While one might question the inherent inequity in imposing such a
trade-off, the supposed advantages of EVs in emitting lower carbon
emissions are overstated according to a peer-reviewed life-cycle study comparing conventional and electric vehicles.
To begin with, about half the lifetime carbon-dioxide emissions from an
electric car come from the energy used to produce the car, especially
in the mining and processing of raw materials needed for the battery.
This compares unfavorably with the manufacture of a gasoline-powered car
which accounts for 17% of the car’s lifetime carbon-dioxide emissions.
When a new EV appears in the show-room, it has already caused 30,000
pounds of carbon-dioxide emission. The equivalent amount for
manufacturing a conventional car is 14,000 pounds.
Once on the road, the carbon dioxide emissions of EVs depends on the
power-generation fuel used to recharge its battery. If it comes mostly
from coal-fired power plants, it will lead to about 15 ounces of
carbon-dioxide for every mile it is driven—three ounces more than a
similar gasoline-powered car. Even without reference to the source of
electricity used for battery charging, if an EV is driven 50,000 miles
over its lifetime, the huge initial emissions from its manufacture means
the EV will actually have put more carbon-dioxide in the atmosphere
than a similar-size gasoline-powered car driven the same number of
miles. Even if the EV is driven for 90,000 miles and the battery is
charged by cleaner natural-gas fueled power stations, it will cause just
24% less carbon-dioxide emission than a gasoline-powered car. As the
skeptical environmentalist Bjorn Lomborg puts it, “This is a far cry from ‘zero emissions’".
As most ordinary people mindful of keeping within modest budgets
choose affordable gasoline or diesel-powered cars, experts and policy
advisors the world over have felt compelled to tilt the playing field in
favor of EVs. EV subsidies are regressive: given their high upfront
cost, EVs are only affordable for high-income households. It is
egregious that EV subsides are funded by the average tax-payer so that
the rich can buy their EVs at subsidized prices.

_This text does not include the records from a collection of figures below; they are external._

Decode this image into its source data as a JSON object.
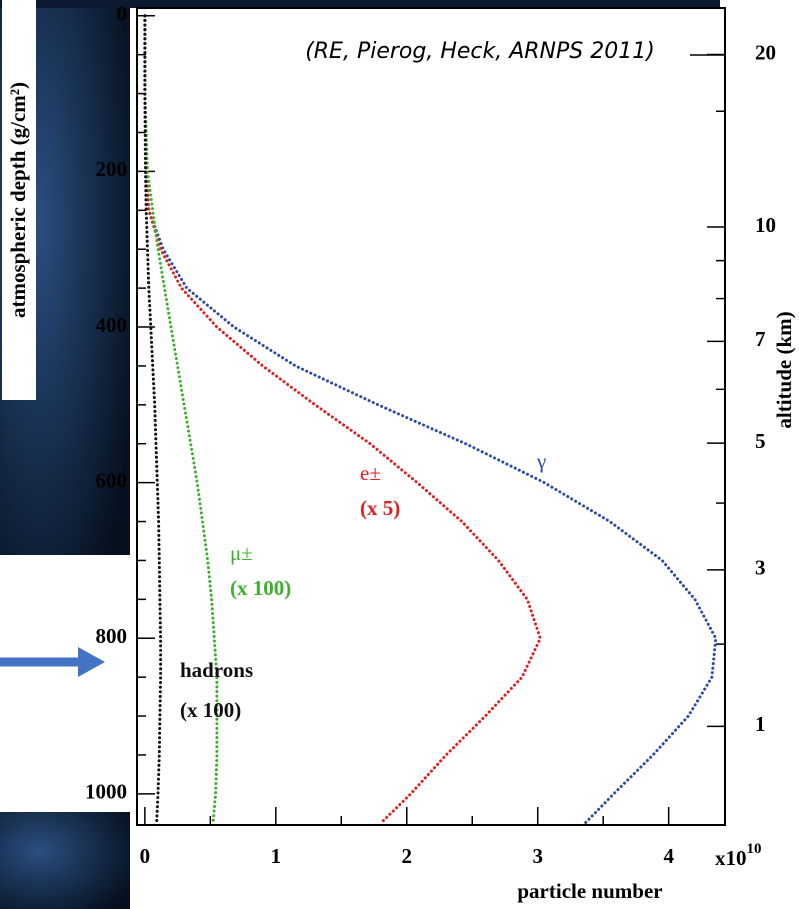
{
  "chart_data": {
    "type": "line",
    "orientation": "vertical-profile",
    "citation": "(RE, Pierog, Heck, ARNPS 2011)",
    "ylabel": "atmospheric depth (g/cm²)",
    "y2label": "altitude (km)",
    "xlabel": "particle number",
    "x_multiplier": {
      "base": "x10",
      "exponent": "10"
    },
    "xlim": [
      -0.06,
      4.43
    ],
    "xticks": [
      0,
      1,
      2,
      3,
      4
    ],
    "xminorticks": [
      0.5,
      1.5,
      2.5,
      3.5
    ],
    "ylim": [
      -10,
      1040
    ],
    "y_inverted": true,
    "yticks": [
      0,
      200,
      400,
      600,
      800,
      1000
    ],
    "yminorticks": [
      50,
      100,
      150,
      250,
      300,
      350,
      450,
      500,
      550,
      650,
      700,
      750,
      850,
      900,
      950
    ],
    "y2_scale": "atmosphere",
    "y2ticks": [
      20,
      10,
      7,
      5,
      3,
      1
    ],
    "y2minorticks": [
      15,
      9,
      8,
      6,
      4,
      2
    ],
    "depth": [
      0,
      100,
      200,
      250,
      300,
      350,
      400,
      450,
      500,
      550,
      600,
      650,
      700,
      750,
      800,
      850,
      900,
      950,
      1000,
      1038
    ],
    "series": [
      {
        "name": "γ",
        "color": "#2e4aa6",
        "values": [
          0,
          0,
          0.01,
          0.03,
          0.14,
          0.32,
          0.68,
          1.15,
          1.78,
          2.45,
          3.05,
          3.55,
          3.95,
          4.2,
          4.36,
          4.33,
          4.15,
          3.88,
          3.58,
          3.36
        ]
      },
      {
        "name": "e±",
        "scale": "(x 5)",
        "color": "#e02020",
        "values": [
          0,
          0,
          0.01,
          0.03,
          0.12,
          0.28,
          0.55,
          0.9,
          1.3,
          1.72,
          2.08,
          2.42,
          2.7,
          2.92,
          3.02,
          2.88,
          2.6,
          2.3,
          2.03,
          1.8
        ]
      },
      {
        "name": "μ±",
        "scale": "(x 100)",
        "color": "#3cb02c",
        "values": [
          0,
          0,
          0.02,
          0.06,
          0.1,
          0.15,
          0.2,
          0.25,
          0.3,
          0.35,
          0.4,
          0.44,
          0.48,
          0.51,
          0.53,
          0.55,
          0.55,
          0.55,
          0.54,
          0.52
        ]
      },
      {
        "name": "hadrons",
        "scale": "(x 100)",
        "color": "#111111",
        "values": [
          0,
          0,
          0.005,
          0.01,
          0.02,
          0.03,
          0.045,
          0.06,
          0.075,
          0.085,
          0.095,
          0.105,
          0.11,
          0.115,
          0.12,
          0.12,
          0.115,
          0.11,
          0.1,
          0.09
        ]
      }
    ]
  }
}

The determination not to know or to look away when the facts assail our beliefs is an enduring frailty of human nature. The tendency towards group think and confirmation bias,
and the will to affirm the “scientific consensus” and marginalize
sceptics, are rife in considerations by the so-called experts committed
to advocating their favorite cause. In the case of EVs, the dirty
secrets of “clean energy” should seem apparent to all but, alas, there
are none so blind as those who will not see.